Yesterday an out-of-work logger from Chehalis, WA, was convicted of nine felonies in the U.S. District Court of Western Washington in Seattle—including wire fraud, extortion, and destruction of a mailbox—for posing as a fraud investigator to demand payment from ponzi scheme victims for help recovering their money. The charade led him to blow up his own mailbox in order to "prove" his credibility an investigator.

According to court records, 45-year-old Kevin Williams hatched the plan in 2007, after his stepmother discovered she was one victim in a $90 million ponzi scheme. The case was being prosecuted in federal court in Atlanta, Georgia. Williams began contacting victims and attorneys involved in the case, posing as a fraud investigator and claiming to know where the assets taken in the scheme had been hidden. He wanted money for the information. No one would pay him. And so, records state, in order to prove he had valuable information and that powerful, uh, ponzi schemers wanted to silence him, Williams and a friend blew up his mailbox with a homemade bomb and called the sheriff's office to report it.
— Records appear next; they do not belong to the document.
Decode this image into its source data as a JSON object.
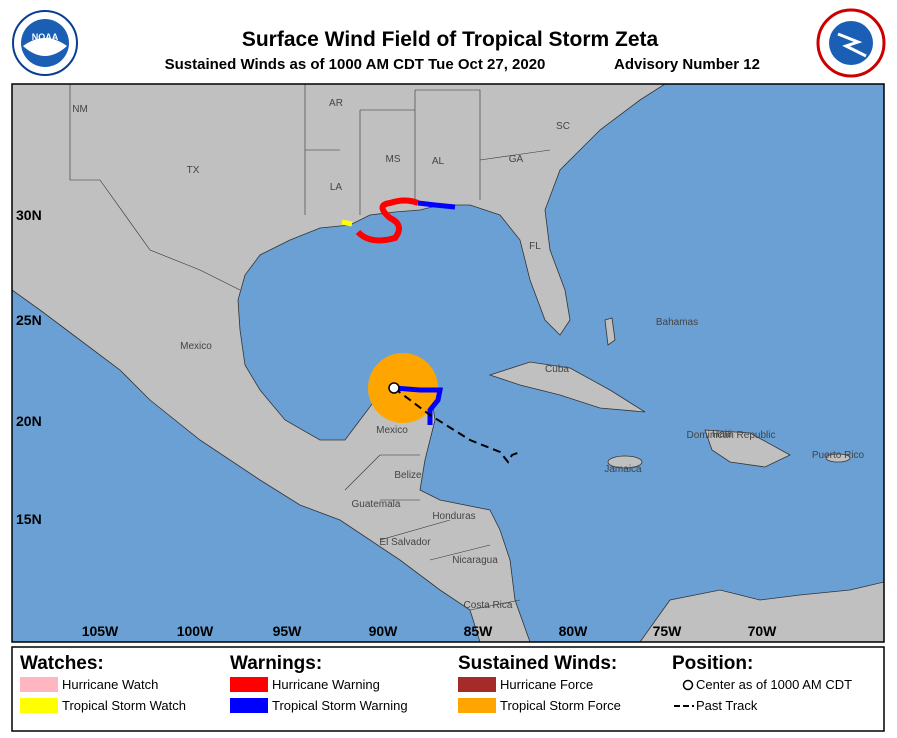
{
  "header": {
    "title": "Surface Wind Field of Tropical Storm Zeta",
    "subtitle": "Sustained Winds as of 1000 AM CDT Tue Oct 27, 2020",
    "advisory": "Advisory Number 12"
  },
  "map": {
    "region_labels": [
      "NM",
      "AR",
      "SC",
      "MS",
      "AL",
      "GA",
      "TX",
      "LA",
      "FL",
      "Bahamas",
      "Mexico",
      "Cuba",
      "Mexico",
      "Belize",
      "Haiti",
      "Dominican Republic",
      "Puerto Rico",
      "Jamaica",
      "Guatemala",
      "Honduras",
      "El Salvador",
      "Nicaragua",
      "Costa Rica"
    ],
    "lat_labels": [
      "30N",
      "25N",
      "20N",
      "15N"
    ],
    "lon_labels": [
      "105W",
      "100W",
      "95W",
      "90W",
      "85W",
      "80W",
      "75W",
      "70W"
    ]
  },
  "legend": {
    "watches": {
      "title": "Watches:",
      "items": [
        "Hurricane Watch",
        "Tropical Storm Watch"
      ]
    },
    "warnings": {
      "title": "Warnings:",
      "items": [
        "Hurricane Warning",
        "Tropical Storm Warning"
      ]
    },
    "winds": {
      "title": "Sustained Winds:",
      "items": [
        "Hurricane Force",
        "Tropical Storm Force"
      ]
    },
    "position": {
      "title": "Position:",
      "items": [
        "Center as of 1000 AM CDT",
        "Past Track"
      ]
    }
  }
}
The ponzi scheme victims were not impressed. Court records show that Williams then sent threatening emails to get the victims to pay him for information he didn't have. They still wouldn't pay. So, in April 2008, he traveled to Atlanta, where the ponzi scheme trial was slated to begin and was subsequently arrested by police with guns, ammunition, and explosive ingredients in his car. Following his arrest, William's mailbox cohort contacted police and confessed to staging the bomb.

A jury found Williams guilty of extortion, possession of a firearm without a serial number, destruction of a letter box, two counts of possession of an unregistered firearm (a pipe bomb and a zip gun), three counts of wire fraud, and making a false official statement. He faces up to 20 years in prison.